Neuer Ärger erwartet die Tory-Rebellen, die Anfang des Monats gegen die Regierung und für das Gesetz zur Verhinderung des harten Brexit gestimmt hatten. Sie waren zunächst aus der Partei geflogen. Jetzt sehen sie sich auch noch einer Untersuchung wegen möglicher Zusammenarbeit mit fremden Regierungen gegenüber, wie eine Quelle aus der Downing Street zitiert wird. Es wird vor allem der französischen Regierung unterstellt, sie habe bei der Formulierung des Brexit-Gesetzes geholfen. Die Pro-Brexit-Presse vermutet "geheime Absprachen", passend zu ihrer martialischen Rhetorik von "Feinden und Verrätern".
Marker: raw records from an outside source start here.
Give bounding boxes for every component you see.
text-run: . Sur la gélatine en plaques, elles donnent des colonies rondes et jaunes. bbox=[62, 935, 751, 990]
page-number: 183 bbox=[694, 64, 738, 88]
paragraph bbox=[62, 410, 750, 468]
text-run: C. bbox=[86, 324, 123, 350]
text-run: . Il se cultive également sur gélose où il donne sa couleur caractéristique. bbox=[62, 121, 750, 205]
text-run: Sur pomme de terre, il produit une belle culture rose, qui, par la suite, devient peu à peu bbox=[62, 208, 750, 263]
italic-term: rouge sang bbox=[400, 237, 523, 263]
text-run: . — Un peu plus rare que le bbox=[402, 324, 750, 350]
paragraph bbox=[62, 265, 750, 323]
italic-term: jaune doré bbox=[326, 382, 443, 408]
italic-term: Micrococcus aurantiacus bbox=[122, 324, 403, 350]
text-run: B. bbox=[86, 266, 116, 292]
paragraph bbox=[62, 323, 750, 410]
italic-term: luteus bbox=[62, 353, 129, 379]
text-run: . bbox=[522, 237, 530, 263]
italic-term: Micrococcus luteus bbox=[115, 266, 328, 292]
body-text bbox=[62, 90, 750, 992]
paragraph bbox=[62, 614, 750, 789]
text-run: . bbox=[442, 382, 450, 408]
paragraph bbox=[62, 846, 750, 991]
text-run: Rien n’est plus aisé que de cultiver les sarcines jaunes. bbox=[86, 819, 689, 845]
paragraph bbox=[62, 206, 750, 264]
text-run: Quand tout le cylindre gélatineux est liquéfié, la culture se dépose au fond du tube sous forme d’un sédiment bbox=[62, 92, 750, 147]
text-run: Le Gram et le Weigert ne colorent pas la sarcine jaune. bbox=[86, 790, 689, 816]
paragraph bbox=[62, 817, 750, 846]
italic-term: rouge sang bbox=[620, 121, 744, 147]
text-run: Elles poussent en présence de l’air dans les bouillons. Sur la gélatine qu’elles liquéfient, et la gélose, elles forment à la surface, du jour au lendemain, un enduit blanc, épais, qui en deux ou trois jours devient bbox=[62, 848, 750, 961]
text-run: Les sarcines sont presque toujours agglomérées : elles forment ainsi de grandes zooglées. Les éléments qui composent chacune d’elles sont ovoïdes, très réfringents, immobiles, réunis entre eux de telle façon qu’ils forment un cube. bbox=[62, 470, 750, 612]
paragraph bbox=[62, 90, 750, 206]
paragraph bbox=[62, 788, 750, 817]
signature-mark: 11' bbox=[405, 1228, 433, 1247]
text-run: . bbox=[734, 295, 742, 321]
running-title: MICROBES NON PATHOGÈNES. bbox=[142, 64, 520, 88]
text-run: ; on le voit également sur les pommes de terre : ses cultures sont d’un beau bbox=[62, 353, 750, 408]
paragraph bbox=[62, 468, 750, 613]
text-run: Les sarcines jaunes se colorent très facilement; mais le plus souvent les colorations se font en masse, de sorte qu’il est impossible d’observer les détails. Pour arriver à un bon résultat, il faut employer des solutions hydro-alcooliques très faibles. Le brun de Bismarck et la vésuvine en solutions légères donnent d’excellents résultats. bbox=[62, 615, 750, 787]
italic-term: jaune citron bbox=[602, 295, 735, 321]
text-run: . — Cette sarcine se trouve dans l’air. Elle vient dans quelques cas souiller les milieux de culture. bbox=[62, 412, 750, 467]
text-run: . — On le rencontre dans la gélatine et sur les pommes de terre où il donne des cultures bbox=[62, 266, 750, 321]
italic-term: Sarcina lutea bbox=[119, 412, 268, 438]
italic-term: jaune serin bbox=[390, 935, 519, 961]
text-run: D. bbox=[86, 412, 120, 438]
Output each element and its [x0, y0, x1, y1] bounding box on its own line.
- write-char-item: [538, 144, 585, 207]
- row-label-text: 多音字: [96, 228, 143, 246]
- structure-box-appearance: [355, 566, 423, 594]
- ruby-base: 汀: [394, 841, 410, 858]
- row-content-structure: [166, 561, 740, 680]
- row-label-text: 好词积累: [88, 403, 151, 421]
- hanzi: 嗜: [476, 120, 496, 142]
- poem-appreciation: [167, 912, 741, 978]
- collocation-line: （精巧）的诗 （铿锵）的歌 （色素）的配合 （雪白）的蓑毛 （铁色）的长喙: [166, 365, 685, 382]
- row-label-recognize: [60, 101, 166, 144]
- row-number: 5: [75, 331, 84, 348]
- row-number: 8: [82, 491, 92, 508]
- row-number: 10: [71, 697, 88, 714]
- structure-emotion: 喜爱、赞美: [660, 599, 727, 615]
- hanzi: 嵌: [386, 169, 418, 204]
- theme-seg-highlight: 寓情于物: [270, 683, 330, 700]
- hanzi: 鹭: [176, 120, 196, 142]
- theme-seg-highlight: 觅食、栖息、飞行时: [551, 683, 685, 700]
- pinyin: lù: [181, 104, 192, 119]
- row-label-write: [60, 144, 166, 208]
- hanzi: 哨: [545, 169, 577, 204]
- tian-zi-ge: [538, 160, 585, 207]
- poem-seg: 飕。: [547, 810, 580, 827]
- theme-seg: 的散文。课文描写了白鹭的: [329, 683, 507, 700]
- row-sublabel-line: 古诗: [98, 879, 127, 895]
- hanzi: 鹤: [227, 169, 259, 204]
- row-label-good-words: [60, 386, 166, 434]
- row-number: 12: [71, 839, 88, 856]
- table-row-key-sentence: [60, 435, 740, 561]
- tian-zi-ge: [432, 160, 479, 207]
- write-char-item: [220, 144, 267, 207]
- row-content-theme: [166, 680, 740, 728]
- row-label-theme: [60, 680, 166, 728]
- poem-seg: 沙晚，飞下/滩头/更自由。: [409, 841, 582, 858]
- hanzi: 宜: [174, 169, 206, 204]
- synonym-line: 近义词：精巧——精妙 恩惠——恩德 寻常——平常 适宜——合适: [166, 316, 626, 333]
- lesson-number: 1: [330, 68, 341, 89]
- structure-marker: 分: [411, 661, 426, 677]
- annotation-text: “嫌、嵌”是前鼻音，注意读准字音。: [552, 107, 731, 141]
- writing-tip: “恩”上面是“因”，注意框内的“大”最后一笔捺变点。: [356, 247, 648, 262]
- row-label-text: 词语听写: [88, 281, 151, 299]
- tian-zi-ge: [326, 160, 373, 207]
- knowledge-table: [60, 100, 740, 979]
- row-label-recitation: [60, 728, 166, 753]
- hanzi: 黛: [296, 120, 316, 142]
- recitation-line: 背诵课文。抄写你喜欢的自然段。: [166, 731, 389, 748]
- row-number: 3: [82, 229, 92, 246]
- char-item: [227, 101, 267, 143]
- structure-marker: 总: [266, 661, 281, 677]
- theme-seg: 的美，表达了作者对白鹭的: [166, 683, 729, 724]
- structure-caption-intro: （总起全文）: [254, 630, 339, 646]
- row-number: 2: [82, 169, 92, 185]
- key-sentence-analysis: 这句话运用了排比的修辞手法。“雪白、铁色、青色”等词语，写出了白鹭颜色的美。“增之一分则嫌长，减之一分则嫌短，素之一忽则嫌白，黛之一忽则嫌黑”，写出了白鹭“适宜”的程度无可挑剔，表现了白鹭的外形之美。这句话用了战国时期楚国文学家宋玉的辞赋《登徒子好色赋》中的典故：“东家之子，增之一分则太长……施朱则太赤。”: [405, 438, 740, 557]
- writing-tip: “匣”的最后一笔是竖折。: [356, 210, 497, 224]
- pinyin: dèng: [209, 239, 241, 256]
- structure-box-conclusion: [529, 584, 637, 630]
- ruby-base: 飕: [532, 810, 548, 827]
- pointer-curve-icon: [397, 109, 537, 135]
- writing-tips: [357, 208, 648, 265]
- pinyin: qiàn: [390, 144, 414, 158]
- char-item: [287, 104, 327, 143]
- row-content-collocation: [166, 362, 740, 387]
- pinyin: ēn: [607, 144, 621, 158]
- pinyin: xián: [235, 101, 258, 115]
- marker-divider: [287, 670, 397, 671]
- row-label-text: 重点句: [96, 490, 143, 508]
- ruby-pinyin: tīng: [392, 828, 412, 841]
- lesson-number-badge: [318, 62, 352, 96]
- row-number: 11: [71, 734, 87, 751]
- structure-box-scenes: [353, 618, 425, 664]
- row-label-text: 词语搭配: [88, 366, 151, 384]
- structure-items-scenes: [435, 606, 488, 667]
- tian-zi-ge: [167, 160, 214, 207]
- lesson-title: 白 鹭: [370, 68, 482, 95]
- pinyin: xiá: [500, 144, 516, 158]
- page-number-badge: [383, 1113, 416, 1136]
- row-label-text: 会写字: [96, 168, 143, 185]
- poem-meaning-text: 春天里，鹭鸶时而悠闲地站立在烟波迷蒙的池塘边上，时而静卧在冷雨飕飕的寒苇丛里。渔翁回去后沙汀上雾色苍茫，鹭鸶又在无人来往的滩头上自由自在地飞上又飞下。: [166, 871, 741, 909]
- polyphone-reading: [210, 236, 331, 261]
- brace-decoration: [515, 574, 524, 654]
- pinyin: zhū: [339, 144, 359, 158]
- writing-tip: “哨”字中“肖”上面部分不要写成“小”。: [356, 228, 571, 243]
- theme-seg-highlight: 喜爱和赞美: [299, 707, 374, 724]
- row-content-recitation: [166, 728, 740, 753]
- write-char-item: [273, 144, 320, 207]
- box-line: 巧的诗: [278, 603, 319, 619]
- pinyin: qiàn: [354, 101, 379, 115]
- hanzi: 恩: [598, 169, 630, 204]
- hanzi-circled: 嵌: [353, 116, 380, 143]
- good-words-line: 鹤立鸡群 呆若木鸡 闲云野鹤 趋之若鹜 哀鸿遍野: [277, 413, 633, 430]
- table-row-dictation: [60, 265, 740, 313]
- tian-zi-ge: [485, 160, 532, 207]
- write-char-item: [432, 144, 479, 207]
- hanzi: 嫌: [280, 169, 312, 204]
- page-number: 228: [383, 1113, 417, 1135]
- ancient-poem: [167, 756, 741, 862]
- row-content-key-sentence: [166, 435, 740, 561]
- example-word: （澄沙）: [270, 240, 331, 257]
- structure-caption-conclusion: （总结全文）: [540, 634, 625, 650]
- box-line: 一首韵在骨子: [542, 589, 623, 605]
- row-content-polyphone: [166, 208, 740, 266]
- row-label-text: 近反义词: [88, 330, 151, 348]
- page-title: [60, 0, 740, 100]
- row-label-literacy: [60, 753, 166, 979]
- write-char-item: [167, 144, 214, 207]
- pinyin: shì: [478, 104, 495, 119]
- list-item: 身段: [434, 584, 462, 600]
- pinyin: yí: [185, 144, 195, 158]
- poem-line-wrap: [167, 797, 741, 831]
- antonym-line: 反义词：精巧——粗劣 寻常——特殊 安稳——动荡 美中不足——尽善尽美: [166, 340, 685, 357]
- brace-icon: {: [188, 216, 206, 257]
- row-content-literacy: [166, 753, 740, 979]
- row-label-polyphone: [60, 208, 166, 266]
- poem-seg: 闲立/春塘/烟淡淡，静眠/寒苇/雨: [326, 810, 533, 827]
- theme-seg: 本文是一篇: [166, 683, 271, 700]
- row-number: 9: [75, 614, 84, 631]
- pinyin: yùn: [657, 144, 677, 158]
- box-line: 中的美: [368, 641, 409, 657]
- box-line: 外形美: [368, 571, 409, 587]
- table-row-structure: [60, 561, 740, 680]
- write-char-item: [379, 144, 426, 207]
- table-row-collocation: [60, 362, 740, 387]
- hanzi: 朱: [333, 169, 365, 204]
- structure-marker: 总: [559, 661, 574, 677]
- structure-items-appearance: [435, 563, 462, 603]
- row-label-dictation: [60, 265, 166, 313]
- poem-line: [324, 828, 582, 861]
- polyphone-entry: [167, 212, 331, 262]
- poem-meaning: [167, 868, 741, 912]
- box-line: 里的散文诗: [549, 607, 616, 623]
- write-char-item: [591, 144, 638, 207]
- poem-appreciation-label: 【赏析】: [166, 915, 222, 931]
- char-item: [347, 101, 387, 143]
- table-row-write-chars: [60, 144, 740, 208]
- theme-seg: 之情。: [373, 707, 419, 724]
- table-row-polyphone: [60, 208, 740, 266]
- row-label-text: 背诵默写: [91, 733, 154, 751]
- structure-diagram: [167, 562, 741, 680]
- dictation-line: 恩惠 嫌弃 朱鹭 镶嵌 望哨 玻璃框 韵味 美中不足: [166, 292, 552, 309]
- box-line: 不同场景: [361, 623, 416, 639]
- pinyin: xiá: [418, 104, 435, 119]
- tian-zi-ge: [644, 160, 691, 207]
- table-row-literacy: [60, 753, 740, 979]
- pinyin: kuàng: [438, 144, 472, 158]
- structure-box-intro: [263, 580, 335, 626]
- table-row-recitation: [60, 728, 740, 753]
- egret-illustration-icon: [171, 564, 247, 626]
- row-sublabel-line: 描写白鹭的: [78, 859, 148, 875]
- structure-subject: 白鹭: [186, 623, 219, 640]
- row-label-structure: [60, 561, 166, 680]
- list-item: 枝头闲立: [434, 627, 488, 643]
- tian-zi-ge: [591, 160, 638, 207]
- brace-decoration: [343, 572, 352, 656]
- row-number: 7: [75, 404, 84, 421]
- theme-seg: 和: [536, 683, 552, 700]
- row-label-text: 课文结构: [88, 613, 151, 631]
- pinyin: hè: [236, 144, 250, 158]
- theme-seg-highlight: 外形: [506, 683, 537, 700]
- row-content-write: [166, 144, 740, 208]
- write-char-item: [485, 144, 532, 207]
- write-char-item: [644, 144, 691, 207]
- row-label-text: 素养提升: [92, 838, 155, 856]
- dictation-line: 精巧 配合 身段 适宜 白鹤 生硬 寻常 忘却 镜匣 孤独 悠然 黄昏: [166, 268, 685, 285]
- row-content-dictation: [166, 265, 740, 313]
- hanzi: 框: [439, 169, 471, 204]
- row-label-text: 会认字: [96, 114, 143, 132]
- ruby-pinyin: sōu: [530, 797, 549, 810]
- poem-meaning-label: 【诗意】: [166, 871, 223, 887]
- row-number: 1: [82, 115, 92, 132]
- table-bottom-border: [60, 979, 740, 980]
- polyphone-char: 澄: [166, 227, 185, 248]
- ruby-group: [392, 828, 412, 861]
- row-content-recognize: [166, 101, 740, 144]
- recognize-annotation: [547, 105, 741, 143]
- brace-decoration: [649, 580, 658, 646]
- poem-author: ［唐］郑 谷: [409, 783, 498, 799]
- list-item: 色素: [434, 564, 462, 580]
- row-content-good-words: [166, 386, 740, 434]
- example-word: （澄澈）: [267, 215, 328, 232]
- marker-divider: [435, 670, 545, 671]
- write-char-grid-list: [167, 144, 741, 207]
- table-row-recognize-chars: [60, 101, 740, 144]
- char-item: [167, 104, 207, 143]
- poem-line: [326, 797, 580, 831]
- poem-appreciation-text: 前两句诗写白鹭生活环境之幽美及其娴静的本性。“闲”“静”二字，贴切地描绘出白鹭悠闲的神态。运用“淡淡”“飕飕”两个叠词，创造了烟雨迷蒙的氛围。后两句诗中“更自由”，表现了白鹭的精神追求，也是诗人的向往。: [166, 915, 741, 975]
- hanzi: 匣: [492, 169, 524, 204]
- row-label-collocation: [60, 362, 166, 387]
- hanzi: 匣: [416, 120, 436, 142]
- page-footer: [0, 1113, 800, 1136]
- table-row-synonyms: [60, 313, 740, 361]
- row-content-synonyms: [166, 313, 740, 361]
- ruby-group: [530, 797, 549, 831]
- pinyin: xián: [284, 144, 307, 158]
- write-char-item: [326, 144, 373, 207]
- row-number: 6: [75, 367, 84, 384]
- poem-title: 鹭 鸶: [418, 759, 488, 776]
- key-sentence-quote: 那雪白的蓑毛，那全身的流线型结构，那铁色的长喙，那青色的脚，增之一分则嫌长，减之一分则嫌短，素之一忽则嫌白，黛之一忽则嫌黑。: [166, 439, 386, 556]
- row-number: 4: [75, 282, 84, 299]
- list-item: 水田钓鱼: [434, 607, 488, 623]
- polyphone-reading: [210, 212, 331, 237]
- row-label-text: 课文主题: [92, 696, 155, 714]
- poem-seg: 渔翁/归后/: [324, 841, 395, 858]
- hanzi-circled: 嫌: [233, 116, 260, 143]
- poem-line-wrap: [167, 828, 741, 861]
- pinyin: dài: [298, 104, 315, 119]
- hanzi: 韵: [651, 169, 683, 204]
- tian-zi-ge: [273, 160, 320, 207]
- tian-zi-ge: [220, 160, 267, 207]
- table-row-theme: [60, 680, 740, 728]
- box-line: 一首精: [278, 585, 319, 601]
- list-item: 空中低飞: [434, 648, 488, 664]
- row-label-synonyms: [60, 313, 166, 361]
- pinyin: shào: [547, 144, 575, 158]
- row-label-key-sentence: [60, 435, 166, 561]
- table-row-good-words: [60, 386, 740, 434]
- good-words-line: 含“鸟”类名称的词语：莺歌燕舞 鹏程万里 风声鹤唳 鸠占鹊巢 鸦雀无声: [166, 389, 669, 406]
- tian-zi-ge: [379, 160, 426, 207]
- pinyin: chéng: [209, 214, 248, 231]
Die Brexit-Partei von Nigel Farage nutzt den konservativen Parteitag zu einem Frontalangriff auf die Tories. "Ein sauberer Schnitt oder ein schlechter Deal" - so wirbt sie ganzseitig in den Sonntagszeitungen für einen harten Brexit. In Umfragen liegt seine Partei derzeit bei rund 14 Prozent und spaltet damit das Pro-Brexit-Lager. Trotzdem schließt Boris Johnson ein Wahlbündnis mit Farage weiter aus.

Eine private und eine politische Affäre

Für leichte Unterhaltung sorgt seit Tagen die Affäre um Jennifer Arcuri. Boris Johnson soll in seiner Zeit als Londoner Bürgermeister ein Verhältnis mit dem blonden Ex-Model aus den USA gehabt haben. Er soll Arcuri auf offizielle Reisen mitgenommen und der frischgebackenen Internet-Unternehmerin über 100.000 Pfund aus öffentlichen Fördergeldern beschafft haben. Der Rat der Stadt London untersucht den Fall, während Johnson beteuert, es habe keinerlei Unregelmäßigkeiten gegeben.

In Manchester werden seine Getreuen ihn mit diesen Vorwürfen nicht konfrontieren. Was sein persönliches Verhalten betrifft, gilt Boris Johnson längst als Teflon-beschichtet. Skandale jeglicher Art gleiten seit jeher von ihm ab, weil die Erklärung "So ist eben Boris" noch jedes Fehlverhalten in den Augen seiner Anhänger wegwischen konnte. Ob und inwieweit ihn diese Strategie auch über die harten Fakten beim Brexit hinwegtragen kann, ist derzeit offen. Der Premier scheint alles auf eine Karte zu setzen: Brexit am 31. Oktober, um jeden Preis. In den nächsten Tagen werden die Säle in Manchester davon widerhallen.